Meh... someone will always be at the bottom of the wage scale no matter what.. Well, that is unless you implement global socialism/communism under one world government...
 
2013-08-03 10:35:06 AM  

blipponaut: Keep talking about the downfall of China and it's sure to happen, right? At long as America is #1 then everything is a-ok. Growth is still around 7.5%, tier 2+ cities are rapidly growing, and international investment continues unabated. There is a lot of money floating around over here. China will have a problem with housing, adjust, and continue forward far quicker than the US has.


No...direct foreign investment in China is less than half of what it was just two years ago, and is at its lowest in more than a decade. China may continue as the cheap mass producer of choice for many years, but the idea that your next Chevy or Boeing airliner will have been built there is busted.

www.thebeijingaxis.com
 
2013-08-03 12:21:46 PM  
FormlessOne:
"Will"? Hell, Chenggong has 100,000+ brand new, freshly built apartments without tenants, entire blocks of empty skyscrapers, and so on, and that's just in one city - China has plenty of "ghost cities". It's not a "housing bubble" - it's an expanding housing universe, about ready to collapse in upon itself in a marketing compression so complete not even corruption can escape.

I thought that was a side-effect of a legislation that people who own properly must develop it, or it reverts to the State.  Or something to that nature.

Basically, it's cheaper to throw useless buildings up than to do nothing.
 
2013-08-03 02:07:10 PM  

FormlessOne: The All-Powerful Atheismo: This has been coming for years.  Look now to Vietnam, Bangladesh, Indonesia, etc.

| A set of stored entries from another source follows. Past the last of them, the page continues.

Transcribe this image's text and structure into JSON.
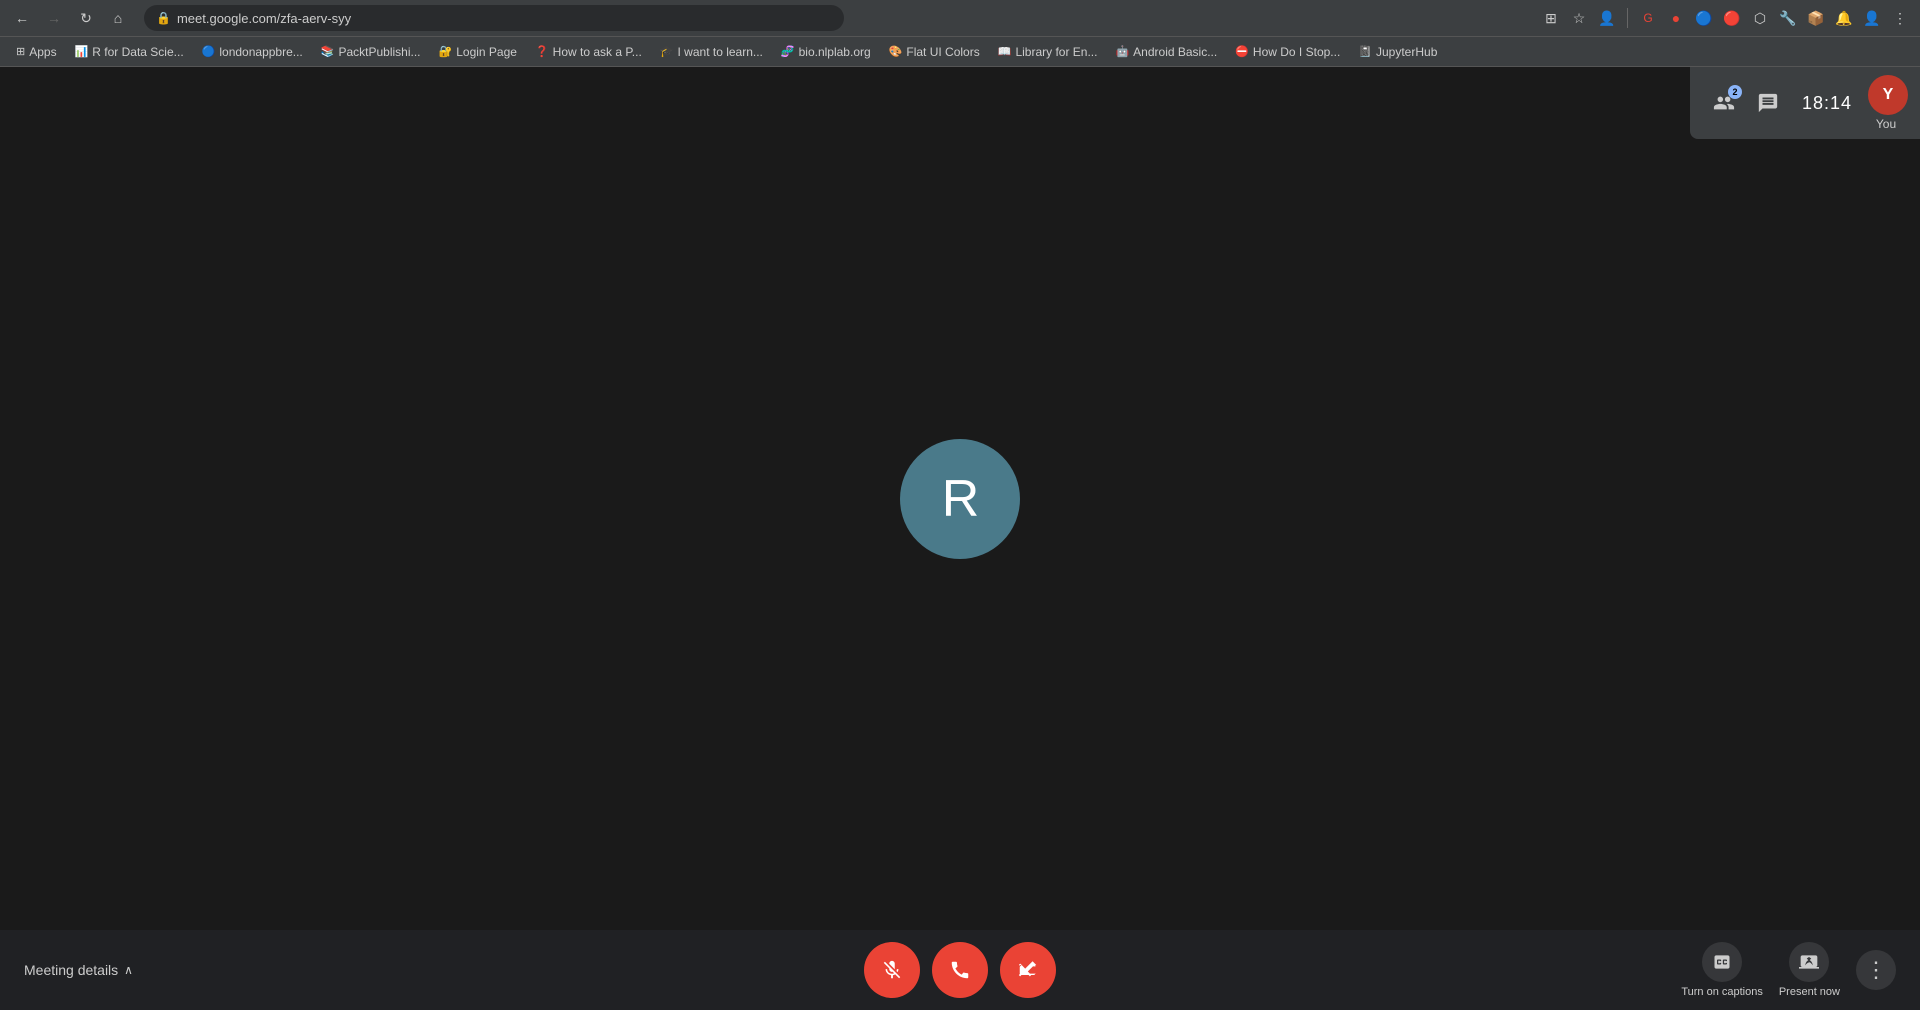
{
  "browser": {
    "url": "meet.google.com/zfa-aerv-syy",
    "nav_back_disabled": false,
    "nav_forward_disabled": true,
    "bookmarks": [
      {
        "label": "Apps",
        "icon": "⊞"
      },
      {
        "label": "R for Data Scie...",
        "icon": "📊"
      },
      {
        "label": "londonappbre...",
        "icon": "🔵"
      },
      {
        "label": "PacktPublishi...",
        "icon": "📚"
      },
      {
        "label": "Login Page",
        "icon": "🔐"
      },
      {
        "label": "How to ask a P...",
        "icon": "❓"
      },
      {
        "label": "I want to learn...",
        "icon": "🎓"
      },
      {
        "label": "bio.nlplab.org",
        "icon": "🧬"
      },
      {
        "label": "Flat UI Colors",
        "icon": "🎨"
      },
      {
        "label": "Library for En...",
        "icon": "📖"
      },
      {
        "label": "Android Basic...",
        "icon": "🤖"
      },
      {
        "label": "How Do I Stop...",
        "icon": "⛔"
      },
      {
        "label": "JupyterHub",
        "icon": "📓"
      }
    ]
  },
  "meet": {
    "timer": "18:14",
    "participant_initial": "R",
    "participant_count": "2",
    "user_label": "You",
    "user_initial": "Y",
    "meeting_details_label": "Meeting details",
    "controls": {
      "mute_label": "Mute",
      "end_call_label": "End call",
      "camera_label": "Camera"
    },
    "bottom_actions": {
      "captions_label": "Turn on captions",
      "present_label": "Present now",
      "more_label": "More options"
    },
    "icons": {
      "mic_off": "🎤",
      "call_end": "📞",
      "camera_off": "📷",
      "captions": "CC",
      "present": "⬆",
      "more": "⋮",
      "chevron_down": "∧",
      "lock": "🔒",
      "participants": "👥",
      "chat": "💬"
    }
  }
}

Also China has a housing bubble that will make ours look as bad as a stain on an apartment floor.

"Will"? Hell, Chenggong has 100,000+ brand new, freshly built apartments without tenants, entire blocks of empty skyscrapers, and so on, and that's just in one city - China has plenty of "ghost cities". It's not a "housing bubble" - it's an expanding housing universe, about ready to collapse in upon itself in a marketing compression so complete not even corruption can escape.




Came for ghost cities.
 
2013-08-03 02:16:21 PM  

KrispyKritter: i don't care if Wal-Mart goes out of business. their low price goods are of terrible quality. you gets what you pays for.


Wal-Mart is the largest private employer in the United States. If they go down, we're in deep shiat. 

Gives you a wonderful view at how screwed we are when you realize the biggest employer in the US is a business that manufacturers nothing, and the second largest is a temp agency.